There are two tiers of local government covering Madron, at parish and unitary authority level: Madron Parish Council and Cornwall Council. The parish council generally meets at Landithy Hall.

===Administrative history===
Madron was an ancient parish in the Penwith Hundred of Cornwall. The parish historically included Penzance, which gradually gained independence from Madron. In ecclesiastical terms, Penzance had a chapel of ease from at least the 14th century, had its own clergy from 1741, and became a separate ecclesiastical parish from Madron in 1871. In civil terms, Penzance became a borough in 1614 and subsequently administered parish functions under the poor laws separately from the rest of Madron parish. As such, Penzance became a separate civil parish from Madron in 1866, when the legal definition of 'parish' was changed to be the areas used for administering the poor laws.

In 1863, the part of Madron parish outside the borough of Penzance was made a local government district, administered by an elected local board. Such districts were reconstituted as urban districts under the Local Government Act 1894.
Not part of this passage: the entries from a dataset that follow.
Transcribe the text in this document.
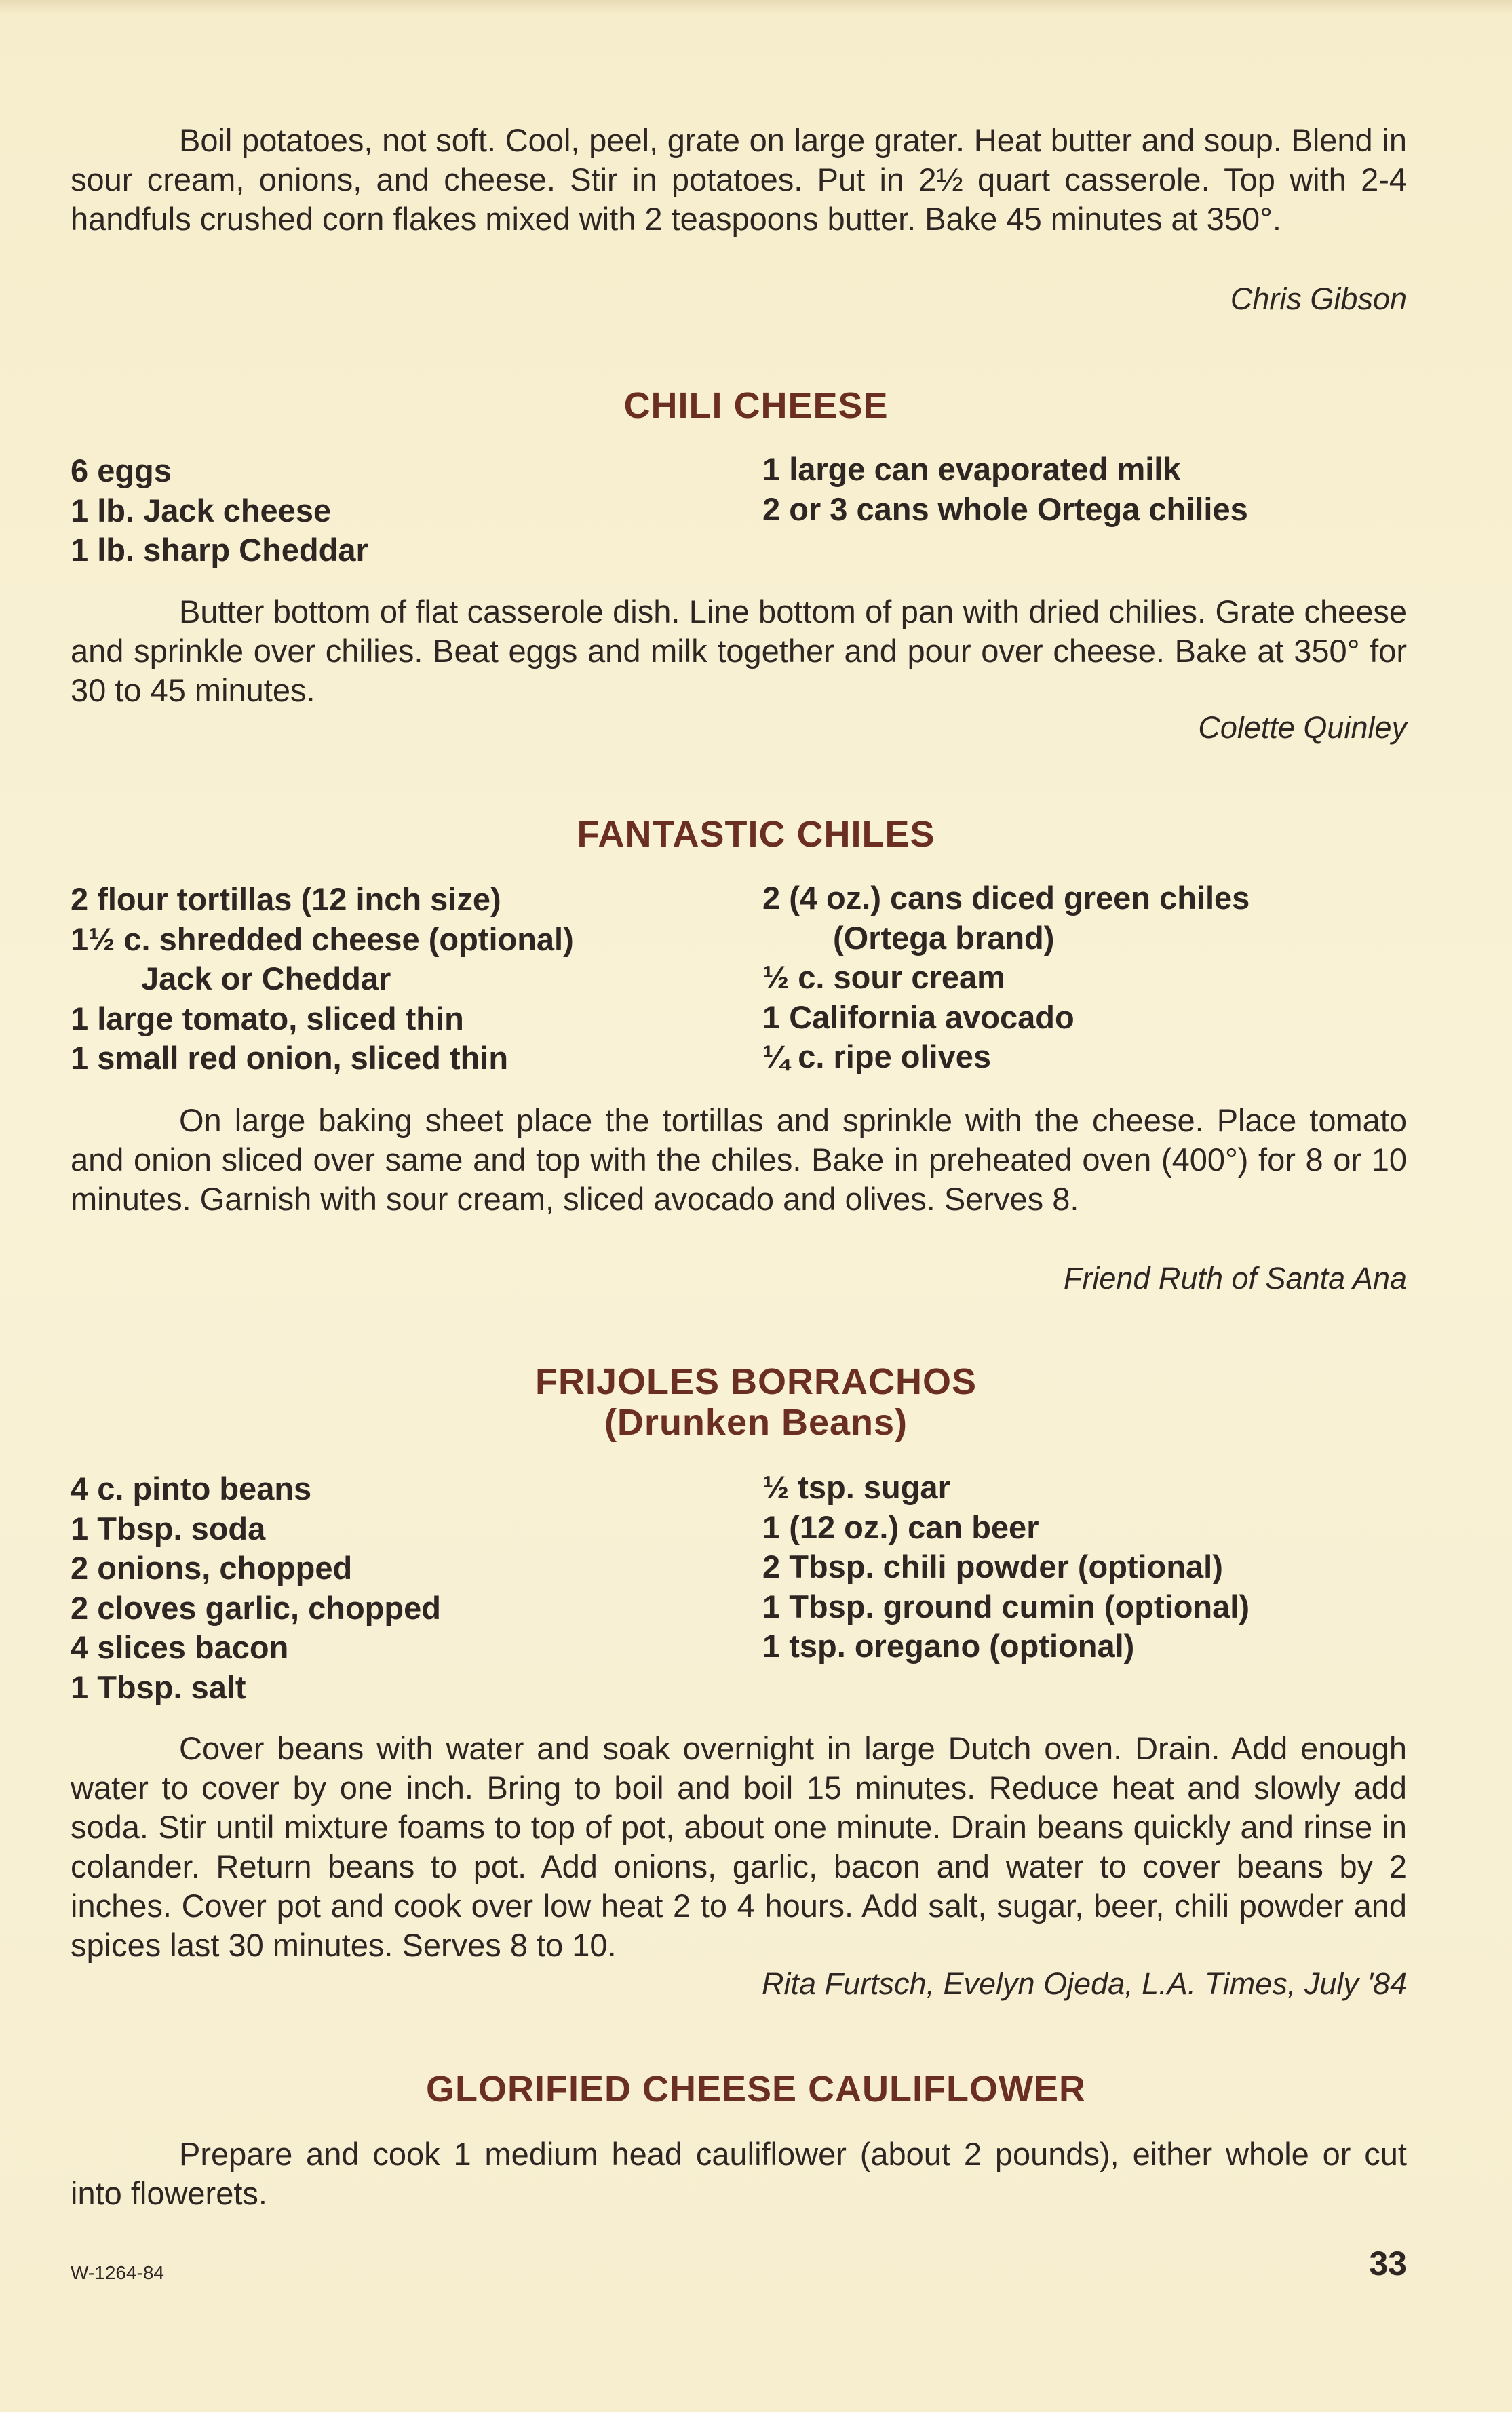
Boil potatoes, not soft. Cool, peel, grate on large grater. Heat butter and soup. Blend in sour cream, onions, and cheese. Stir in potatoes. Put in 2½ quart casserole. Top with 2-4 handfuls crushed corn flakes mixed with 2 teaspoons butter. Bake 45 minutes at 350°.

Chris Gibson

CHILI CHEESE
6 eggs
1 lb. Jack cheese
1 lb. sharp Cheddar
1 large can evaporated milk
2 or 3 cans whole Ortega chilies

Butter bottom of flat casserole dish. Line bottom of pan with dried chilies. Grate cheese and sprinkle over chilies. Beat eggs and milk together and pour over cheese. Bake at 350° for 30 to 45 minutes.

Colette Quinley

FANTASTIC CHILES
2 flour tortillas (12 inch size)
1½ c. shredded cheese (optional)
Jack or Cheddar
1 large tomato, sliced thin
1 small red onion, sliced thin
2 (4 oz.) cans diced green chiles
(Ortega brand)
½ c. sour cream
1 California avocado
¼ c. ripe olives

On large baking sheet place the tortillas and sprinkle with the cheese. Place tomato and onion sliced over same and top with the chiles. Bake in preheated oven (400°) for 8 or 10 minutes. Garnish with sour cream, sliced avocado and olives. Serves 8.

Friend Ruth of Santa Ana

FRIJOLES BORRACHOS
(Drunken Beans)
4 c. pinto beans
1 Tbsp. soda
2 onions, chopped
2 cloves garlic, chopped
4 slices bacon
1 Tbsp. salt
½ tsp. sugar
1 (12 oz.) can beer
2 Tbsp. chili powder (optional)
1 Tbsp. ground cumin (optional)
1 tsp. oregano (optional)

Cover beans with water and soak overnight in large Dutch oven. Drain. Add enough water to cover by one inch. Bring to boil and boil 15 minutes. Reduce heat and slowly add soda. Stir until mixture foams to top of pot, about one minute. Drain beans quickly and rinse in colander. Return beans to pot. Add onions, garlic, bacon and water to cover beans by 2 inches. Cover pot and cook over low heat 2 to 4 hours. Add salt, sugar, beer, chili powder and spices last 30 minutes. Serves 8 to 10.

Rita Furtsch, Evelyn Ojeda, L.A. Times, July '84

GLORIFIED CHEESE CAULIFLOWER

Prepare and cook 1 medium head cauliflower (about 2 pounds), either whole or cut into flowerets.

W-1264-84	33
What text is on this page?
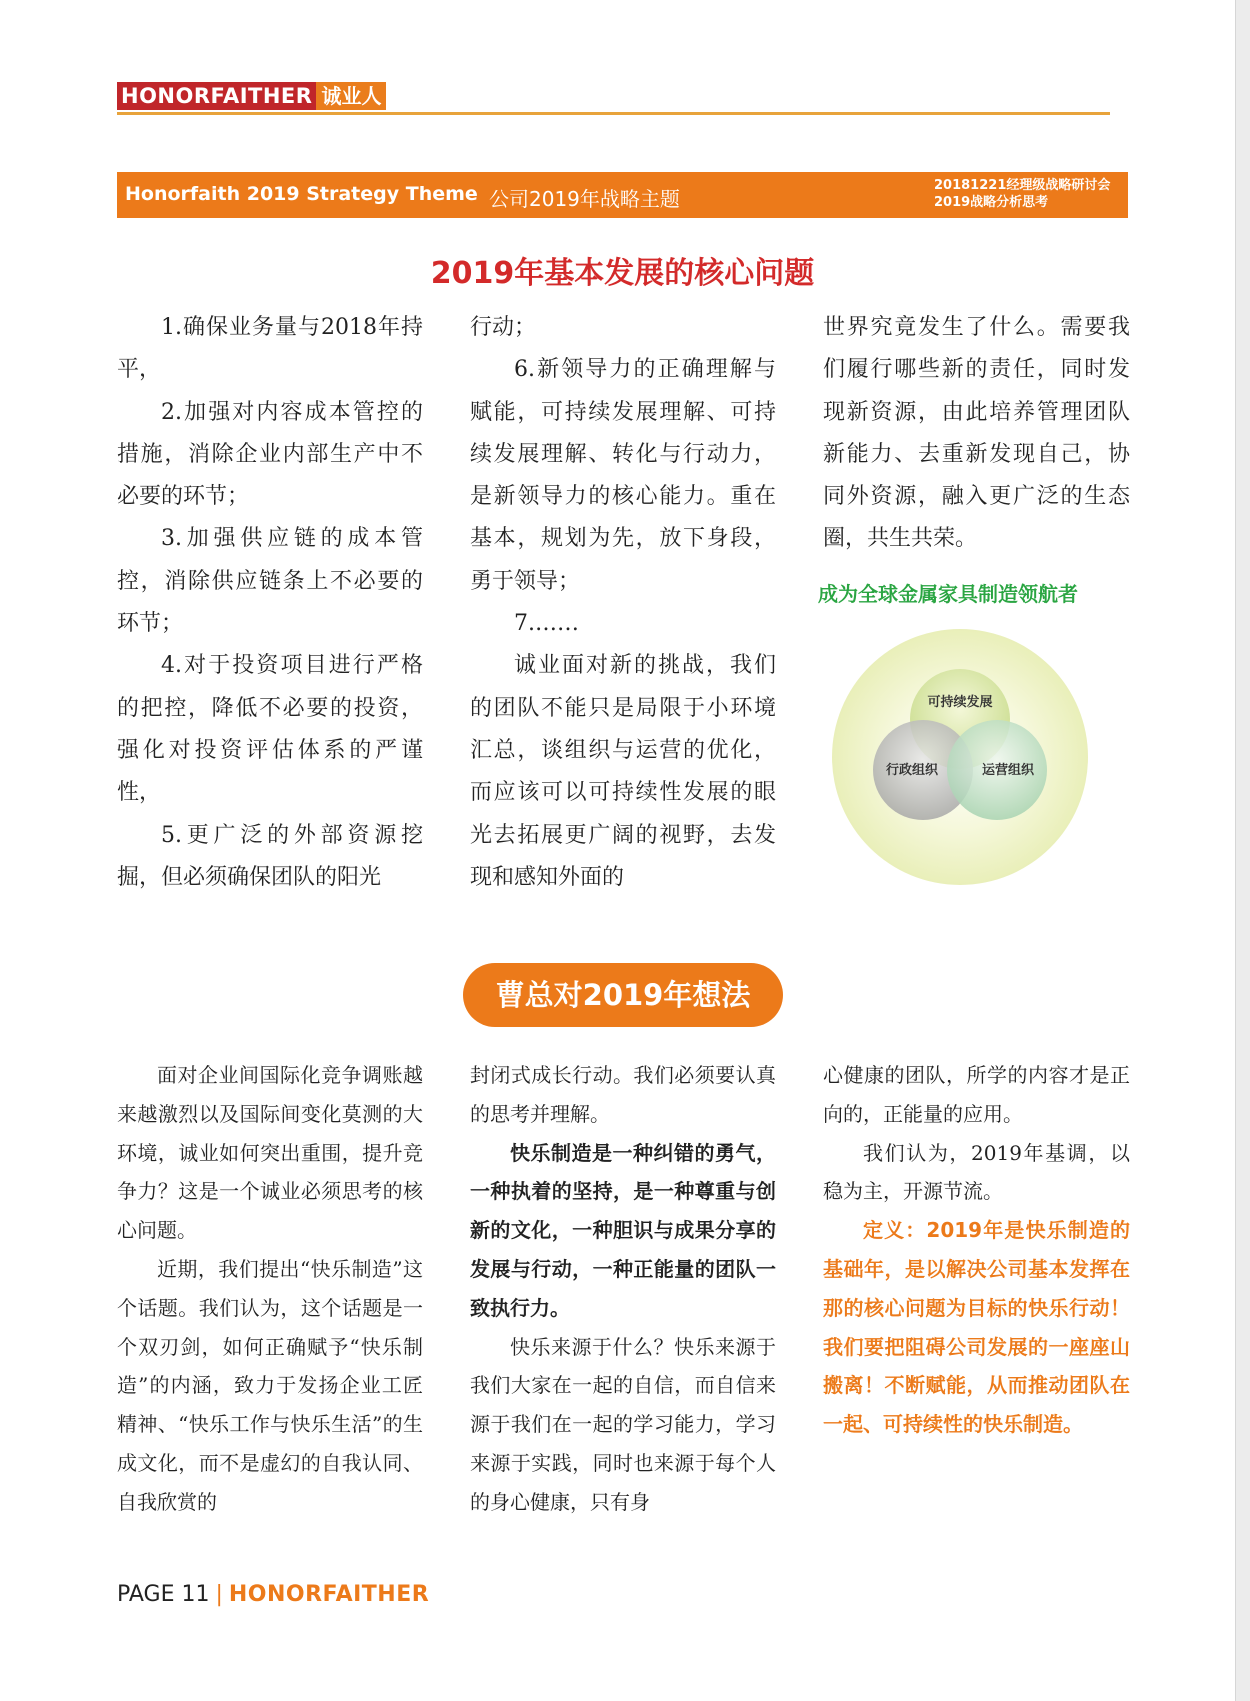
HONORFAITHER 诚业人
Honorfaith 2019 Strategy Theme 公司2019年战略主题
20181221经理级战略研讨会
2019战略分析思考
2019年基本发展的核心问题

1.确保业务量与2018年持平，

2.加强对内容成本管控的措施，消除企业内部生产中不必要的环节；

3.加强供应链的成本管控，消除供应链条上不必要的环节；

4.对于投资项目进行严格的把控，降低不必要的投资，强化对投资评估体系的严谨性，

5.更广泛的外部资源挖掘，但必须确保团队的阳光

行动；

6.新领导力的正确理解与赋能，可持续发展理解、可持续发展理解、转化与行动力，是新领导力的核心能力。重在基本，规划为先，放下身段，勇于领导；

7.……

诚业面对新的挑战，我们的团队不能只是局限于小环境汇总，谈组织与运营的优化，而应该可以可持续性发展的眼光去拓展更广阔的视野，去发现和感知外面的

世界究竟发生了什么。需要我们履行哪些新的责任，同时发现新资源，由此培养管理团队新能力、去重新发现自己，协同外资源，融入更广泛的生态圈，共生共荣。

成为全球金属家具制造领航者
可持续发展
行政组织	运营组织
曹总对2019年想法

面对企业间国际化竞争调账越来越激烈以及国际间变化莫测的大环境，诚业如何突出重围，提升竞争力？这是一个诚业必须思考的核心问题。

近期，我们提出“快乐制造”这个话题。我们认为，这个话题是一个双刃剑，如何正确赋予“快乐制造”的内涵，致力于发扬企业工匠精神、“快乐工作与快乐生活”的生成文化，而不是虚幻的自我认同、自我欣赏的

封闭式成长行动。我们必须要认真的思考并理解。

快乐制造是一种纠错的勇气，一种执着的坚持，是一种尊重与创新的文化，一种胆识与成果分享的发展与行动，一种正能量的团队一致执行力。

快乐来源于什么？快乐来源于我们大家在一起的自信，而自信来源于我们在一起的学习能力，学习来源于实践，同时也来源于每个人的身心健康，只有身

心健康的团队，所学的内容才是正向的，正能量的应用。

我们认为，2019年基调，以稳为主，开源节流。

定义：2019年是快乐制造的基础年，是以解决公司基本发挥在那的核心问题为目标的快乐行动！我们要把阻碍公司发展的一座座山搬离！不断赋能，从而推动团队在一起、可持续性的快乐制造。

PAGE 11 | HONORFAITHER
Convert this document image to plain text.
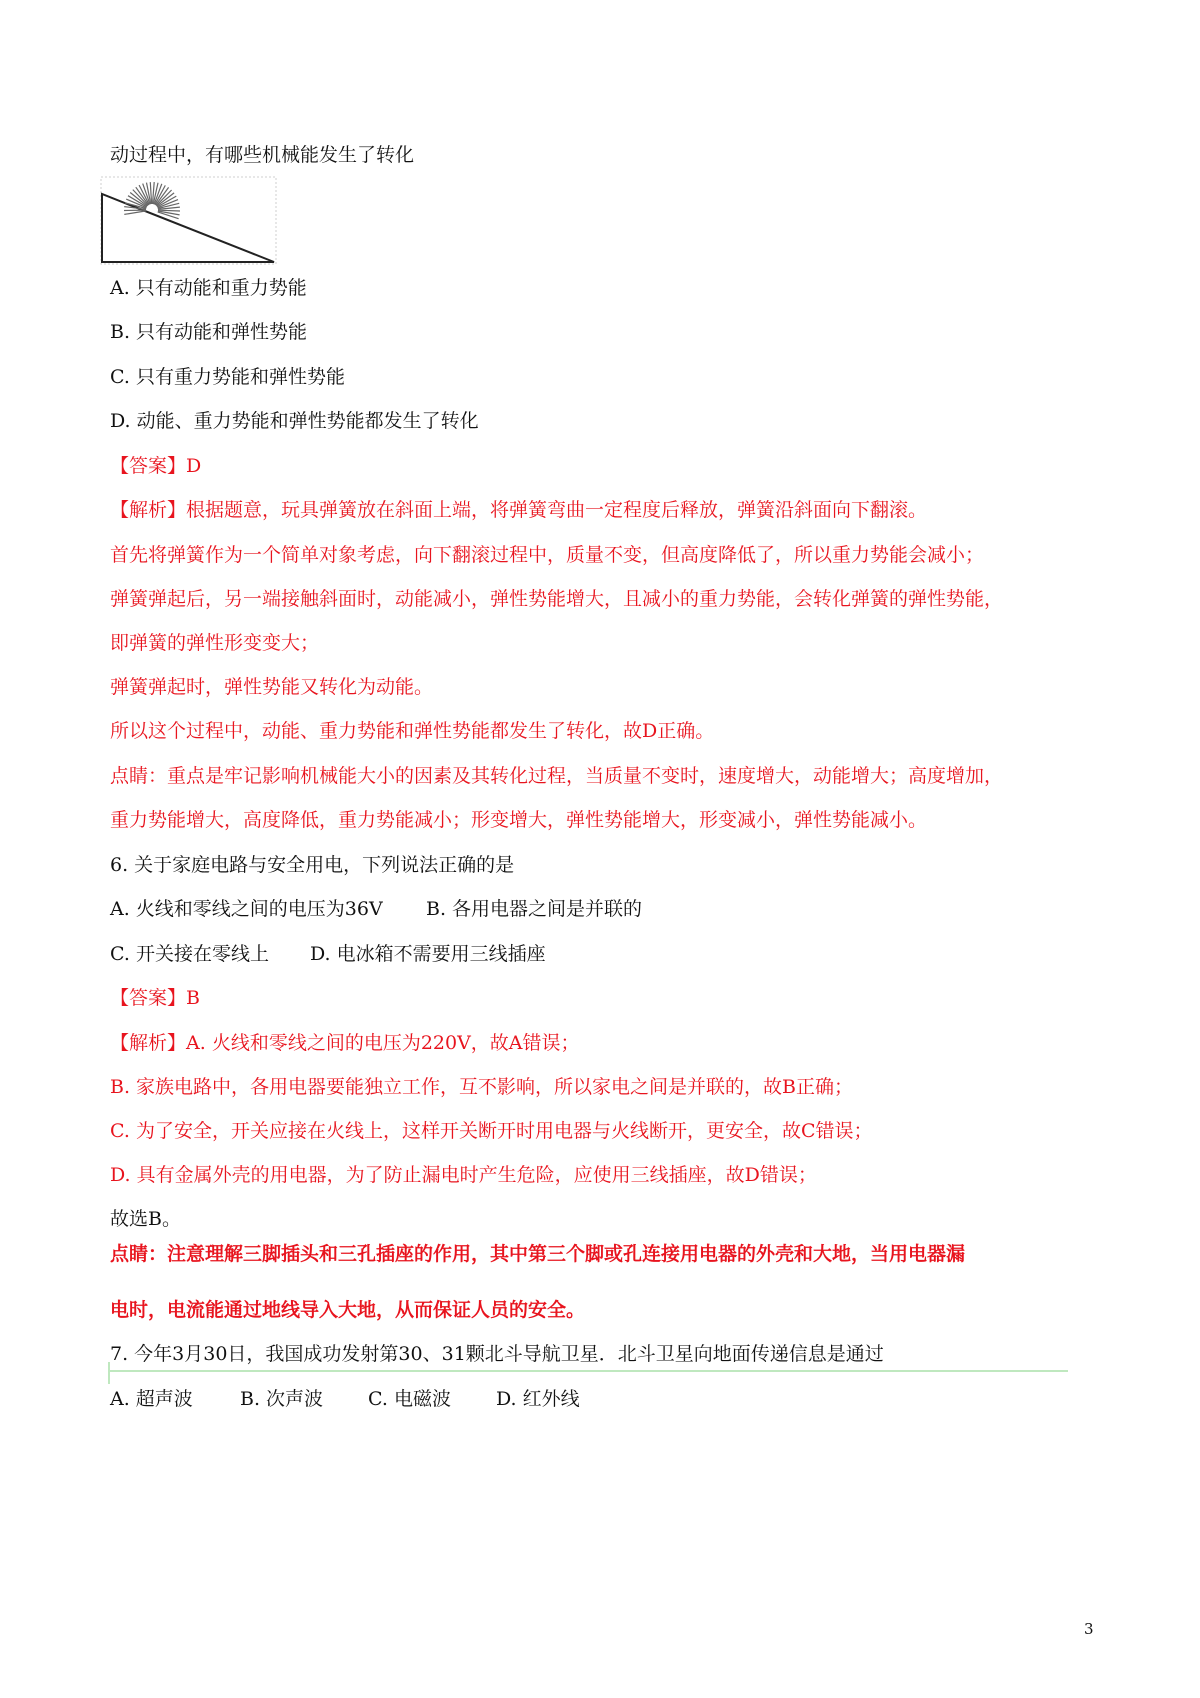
动过程中，有哪些机械能发生了转化
A. 只有动能和重力势能
B. 只有动能和弹性势能
C. 只有重力势能和弹性势能
D. 动能、重力势能和弹性势能都发生了转化
【答案】D
【解析】根据题意，玩具弹簧放在斜面上端，将弹簧弯曲一定程度后释放，弹簧沿斜面向下翻滚。
首先将弹簧作为一个简单对象考虑，向下翻滚过程中，质量不变，但高度降低了，所以重力势能会减小；
弹簧弹起后，另一端接触斜面时，动能减小，弹性势能增大，且减小的重力势能，会转化弹簧的弹性势能，
即弹簧的弹性形变变大；
弹簧弹起时，弹性势能又转化为动能。
所以这个过程中，动能、重力势能和弹性势能都发生了转化，故D正确。
点睛：重点是牢记影响机械能大小的因素及其转化过程，当质量不变时，速度增大，动能增大；高度增加，
重力势能增大，高度降低，重力势能减小；形变增大，弹性势能增大，形变减小，弹性势能减小。
6. 关于家庭电路与安全用电，下列说法正确的是
A. 火线和零线之间的电压为36V B. 各用电器之间是并联的
C. 开关接在零线上 D. 电冰箱不需要用三线插座
【答案】B
【解析】A. 火线和零线之间的电压为220V，故A错误；
B. 家族电路中，各用电器要能独立工作，互不影响，所以家电之间是并联的，故B正确；
C. 为了安全，开关应接在火线上，这样开关断开时用电器与火线断开，更安全，故C错误；
D. 具有金属外壳的用电器，为了防止漏电时产生危险，应使用三线插座，故D错误；
故选B。
点睛：注意理解三脚插头和三孔插座的作用，其中第三个脚或孔连接用电器的外壳和大地，当用电器漏
电时，电流能通过地线导入大地，从而保证人员的安全。
7. 今年3月30日，我国成功发射第30、31颗北斗导航卫星．北斗卫星向地面传递信息是通过
A. 超声波 B. 次声波 C. 电磁波 D. 红外线
3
Madron Urban District was abolished in 1934, when it was downgraded to a rural parish within the West Penwith Rural District. Ahead of the 1934 reforms, Penzance Borough Council made representation to include the village of Madron within its boundaries but due to strong local resistance this move was defeated, although the Heamoor area was transferred from Madron into the borough of Penzance. The neighbouring parish of Gulval was abolished as part of the same reforms; Gulval village was absorbed into the borough of Penzance, but the more rural northern parts of Gulval parish were added to Madron parish.

West Penwith Rural District was abolished in 1974, and the area became part of the Penwith district. Penwith district was in turn abolished in 2009. Cornwall County Council then took on district-level functions, making it a unitary authority, and was renamed Cornwall Council.

==Notable residents==
- William Bolitho (1862–1919), cricketer, banker and British Army officer
- William Sydney Graham (1918–1986), poet and husband of Nessie Dunsmuir, a plaque in Fore Street commemorates him
- John Robyns (1780–1857), Royal Marines officer, who served in the Napoleonic Wars and the War of 1812, and later the Mayor of Penzance
- Alfred Wallis (1855–1942) artist, died in Madron workhouse
- David Neil Liddiard Jenkin (born 1943), Cornish Wrestling and Judo Champion, Great Britain Wrestling (Sombo) and British Judo Council (England) representative. Coach to the British wrestling (Sombo) team at the World Games Den Haag, 1993. British Judo Association National vet's under 78 kilo champion 1990/91. European (IBF) Open and Middleweight Judo champion. World Sombo (U81k) silver medallist. Attended Madron School and Lescudjack County Secondary, Penzance. Represented the University of Heidelberg (Ruphrects Karl) at the German student judo championships, Aachen, 1971. Son of Leonard and 'Poppy' Jenkin.